Ever since Mrs. Amberson, the former-aspiring-actress-turned-agent, entered Scarlett Martin's life, nothing has been the same.

She's still in charge of the Empire Suite in her family's hotel, but she's now also Mrs. Amberson's assistant, running around town for her star client, Chelsea - a Broadway star Scarlett's age with a knack for making her feel insignificant.

Scarlett's also trying to juggle sophomore year classes, her lab partner who is being just a little TOO nice, and getting over the boy who broke her heart.

In the midst of all this, her parents drop a bombshell that threatens to change her New York life forever...

Scarlett Fever picks up a few weeks after the first book ends, so it doesn't take long to get going. In fact, with Scarlett juggling school, helping her family, nursing a broken heart, and working for the very eccentric Mrs. Amberson, her frenzied life makes for a fast-paced book that I wanted to devour in one sitting. But I decided to pace myself and soak up the story, which Maureen Johnson filled with whimsical characters and lively adventures.

The Martin family, as always, was very lovable. Their struggles to take care of their family and maintain a cash-strapped hotel in a city filled with some of richest people in the world was realistic without being too preachy. I always root for the scrappy underdog, especially when they're as charismatic and well-deserving of good things as the Martins are. I'd love to be a guest at the Hopewell Hotel.

Some things were predictable, like the storyline revolving around Spencer's big acting break. But the way it was written was side-splitting funny.

And, while it was a bit under-whelming, I was glad to see Marlene's storyline extended. Her suspiciously nice behavior caught me--and Scarlett--off guard.

Lola's role in the book was heartbreaking, but quietly so. I think it's fascinating that in the midst of such a raucous world, there's a vulnerable, drama-free character who manages to stir up controversy and shock everyone.
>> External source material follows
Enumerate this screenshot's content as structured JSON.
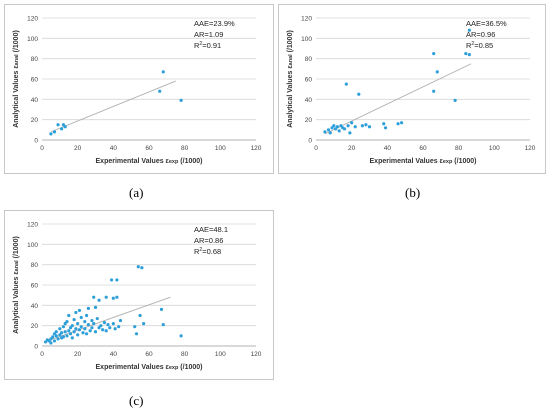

One of the things Maureen Johnson rocks at doing is developing complex characters, and the introduction of Broadway star Chelsea, Scarlett's lab partner Max, school friends, and even a neurotic dog named Murray, was no exception. I enjoyed the interactions and the way Scarlett could land smack-dab in the middle of any plot and not feel out of place or forced there.

Even better, it was great to see a female protagonist deal with a breakup and her feelings for a boy without coming off as silly. Sure, she was a little obsessive (How many times can you watch a single YouTube video?), but she had a life and friends outside of Eric.

I think you'd have to read Suite Scarlett to understand what's going on in this book, but it's worth it. Both are great reads. In fact, Scarlett Fever far exceeded my expectations and was even more charming and hilarious than its predecessor. That's rare.

In short, I loved this book. The cliffhanger ending left me pouting and wanting more.